Tak naprawdę miała to być zupełnie inna wystawa. Planowaliśmy wcześniej inną ekspozycję, inspirowaną książką Portret damy Henry’ego Jamesa i filmem pod tym samym tytułem, prezentującą różne wizerunki kobiet – współczesnych „dam” z dwudziestego pierwszego wieku w ich drogach ku niezależności. Jednakże w obliczu toczącej się za naszą granicą wojny wiele tematów ulega przewartościowaniu i traci na znaczeniu. Relacje z działań wojennych, a następnie fala uchodźców – najczęściej kobiet z dziećmi, uciekających w celu znalezienia bezpiecznego schronienia, wywołały wiele refleksji, ale i chęć pomocy, szlachetną solidarność z potrzebującymi. Stąd zmiana formuły i związana z tym nowa wystawa poruszająca kwestie kobiece w rzeczywistości takiej jaką teraz mamy, czyli wojny.

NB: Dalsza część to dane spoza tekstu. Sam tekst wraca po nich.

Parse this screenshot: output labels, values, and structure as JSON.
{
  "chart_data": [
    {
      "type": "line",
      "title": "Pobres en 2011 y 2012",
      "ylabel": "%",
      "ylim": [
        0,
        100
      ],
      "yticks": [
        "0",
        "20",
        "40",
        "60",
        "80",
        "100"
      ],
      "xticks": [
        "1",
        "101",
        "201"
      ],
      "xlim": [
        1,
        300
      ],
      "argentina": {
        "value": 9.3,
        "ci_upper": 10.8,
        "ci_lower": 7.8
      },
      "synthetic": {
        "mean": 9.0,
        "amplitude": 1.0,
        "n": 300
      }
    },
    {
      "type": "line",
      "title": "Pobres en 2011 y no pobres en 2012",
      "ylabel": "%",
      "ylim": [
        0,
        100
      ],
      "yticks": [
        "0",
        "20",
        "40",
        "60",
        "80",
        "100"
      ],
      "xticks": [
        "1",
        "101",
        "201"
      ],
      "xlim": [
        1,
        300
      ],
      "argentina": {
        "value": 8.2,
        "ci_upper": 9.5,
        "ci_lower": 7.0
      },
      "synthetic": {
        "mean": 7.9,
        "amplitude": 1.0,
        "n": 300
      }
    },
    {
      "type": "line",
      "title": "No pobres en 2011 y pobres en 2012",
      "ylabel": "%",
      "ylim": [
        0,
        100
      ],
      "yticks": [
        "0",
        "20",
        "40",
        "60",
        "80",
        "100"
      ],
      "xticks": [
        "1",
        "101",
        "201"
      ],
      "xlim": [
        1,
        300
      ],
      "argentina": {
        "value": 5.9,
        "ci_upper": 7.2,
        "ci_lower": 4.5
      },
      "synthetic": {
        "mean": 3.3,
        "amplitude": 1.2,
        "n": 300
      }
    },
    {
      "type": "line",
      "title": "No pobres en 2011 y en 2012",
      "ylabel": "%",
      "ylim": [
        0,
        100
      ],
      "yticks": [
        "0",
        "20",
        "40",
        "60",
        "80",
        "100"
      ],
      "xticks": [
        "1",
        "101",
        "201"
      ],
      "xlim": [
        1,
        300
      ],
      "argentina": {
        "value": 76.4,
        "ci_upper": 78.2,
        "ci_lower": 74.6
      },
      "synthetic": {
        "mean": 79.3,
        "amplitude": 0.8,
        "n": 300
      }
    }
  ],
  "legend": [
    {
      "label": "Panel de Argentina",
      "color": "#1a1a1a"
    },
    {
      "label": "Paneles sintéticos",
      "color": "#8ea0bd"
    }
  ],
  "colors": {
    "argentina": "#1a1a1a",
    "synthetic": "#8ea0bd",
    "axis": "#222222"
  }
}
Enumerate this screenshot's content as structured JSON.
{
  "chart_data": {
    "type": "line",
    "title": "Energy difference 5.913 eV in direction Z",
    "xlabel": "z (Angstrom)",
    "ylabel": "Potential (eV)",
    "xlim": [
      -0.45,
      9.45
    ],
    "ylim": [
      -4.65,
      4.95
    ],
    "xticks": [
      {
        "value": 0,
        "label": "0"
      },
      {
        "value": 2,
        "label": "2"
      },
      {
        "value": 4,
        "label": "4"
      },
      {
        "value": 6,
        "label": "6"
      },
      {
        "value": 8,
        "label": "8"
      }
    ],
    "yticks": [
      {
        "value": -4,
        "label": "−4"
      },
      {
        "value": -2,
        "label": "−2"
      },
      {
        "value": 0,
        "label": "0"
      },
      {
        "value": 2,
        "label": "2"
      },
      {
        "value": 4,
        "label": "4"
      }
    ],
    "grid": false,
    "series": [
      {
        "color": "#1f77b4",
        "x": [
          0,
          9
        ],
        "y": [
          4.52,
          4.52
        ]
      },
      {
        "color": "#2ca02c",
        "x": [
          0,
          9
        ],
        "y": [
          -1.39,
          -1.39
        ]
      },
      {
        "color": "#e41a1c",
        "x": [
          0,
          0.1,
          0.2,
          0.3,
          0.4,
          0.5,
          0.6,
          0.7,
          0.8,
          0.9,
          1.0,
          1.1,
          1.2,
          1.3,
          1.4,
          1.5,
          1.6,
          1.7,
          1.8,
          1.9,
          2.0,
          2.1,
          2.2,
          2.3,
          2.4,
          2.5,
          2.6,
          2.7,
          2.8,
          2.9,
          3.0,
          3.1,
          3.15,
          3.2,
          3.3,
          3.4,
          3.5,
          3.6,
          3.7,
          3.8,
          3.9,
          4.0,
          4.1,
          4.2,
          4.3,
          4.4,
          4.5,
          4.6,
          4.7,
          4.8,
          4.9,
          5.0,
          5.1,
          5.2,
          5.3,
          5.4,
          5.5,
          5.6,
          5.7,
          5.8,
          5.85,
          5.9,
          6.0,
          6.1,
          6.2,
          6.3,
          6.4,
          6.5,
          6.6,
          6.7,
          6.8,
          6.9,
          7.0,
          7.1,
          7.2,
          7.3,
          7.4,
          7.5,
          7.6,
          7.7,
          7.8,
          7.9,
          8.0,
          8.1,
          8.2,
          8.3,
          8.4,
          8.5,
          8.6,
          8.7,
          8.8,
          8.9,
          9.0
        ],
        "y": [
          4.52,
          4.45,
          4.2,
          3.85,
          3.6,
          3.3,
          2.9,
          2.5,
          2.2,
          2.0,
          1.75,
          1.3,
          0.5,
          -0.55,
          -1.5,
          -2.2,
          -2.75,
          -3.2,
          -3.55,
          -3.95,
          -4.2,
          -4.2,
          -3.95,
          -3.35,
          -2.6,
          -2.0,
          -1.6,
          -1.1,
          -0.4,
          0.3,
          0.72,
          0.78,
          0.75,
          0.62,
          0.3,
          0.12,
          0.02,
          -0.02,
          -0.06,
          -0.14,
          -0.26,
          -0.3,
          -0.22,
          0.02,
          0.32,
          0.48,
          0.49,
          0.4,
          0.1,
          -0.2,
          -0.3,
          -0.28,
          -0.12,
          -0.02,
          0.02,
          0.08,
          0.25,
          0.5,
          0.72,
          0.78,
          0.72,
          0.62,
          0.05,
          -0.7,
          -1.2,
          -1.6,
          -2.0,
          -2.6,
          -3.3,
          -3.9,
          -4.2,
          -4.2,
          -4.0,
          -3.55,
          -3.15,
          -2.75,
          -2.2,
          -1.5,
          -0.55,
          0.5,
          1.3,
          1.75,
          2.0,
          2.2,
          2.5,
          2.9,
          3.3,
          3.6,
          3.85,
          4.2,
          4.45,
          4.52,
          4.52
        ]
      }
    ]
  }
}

Okazało się, że artystki szybko zareagowały na dziejącą się historię, tworząc w odpowiedzi na zaistniałe dramatyczne okoliczności. Na wystawie „Kobieta i nie-pokój” znajduje się część takich prac. Patrząc na nie nasuwa się wiele pytań, m.in. w czym kobiety mogą znaleźć prawdziwe bezpieczeństwo…? Jeśli trzeba uciekać i zostawić własny dom? A gdy potem okazuje się, że już go nie ma bo trafiła w niego jedna z wrogich rakiet?
A przecież wojny też mogą być inne. To pola bitew i walki kobiet na różnych płaszczyznach: wewnętrznej, w społeczeństwie, wreszcie o nie same. To druga odsłona i nieco inny kontekst dzieł tej wystawy.
Wszystkie artystki swoimi pracami zmierzają się z tymi trudnymi zagadnieniami. To co ma znamiona wojny jednakże nasuwa myśl o jej końcu, woła o pokój… Dlatego tytuł wystawy wybrzmiewa na końcu słowem „pokój”, jak odpowiedź i upragnione zakończenie…
Wstęp wolny.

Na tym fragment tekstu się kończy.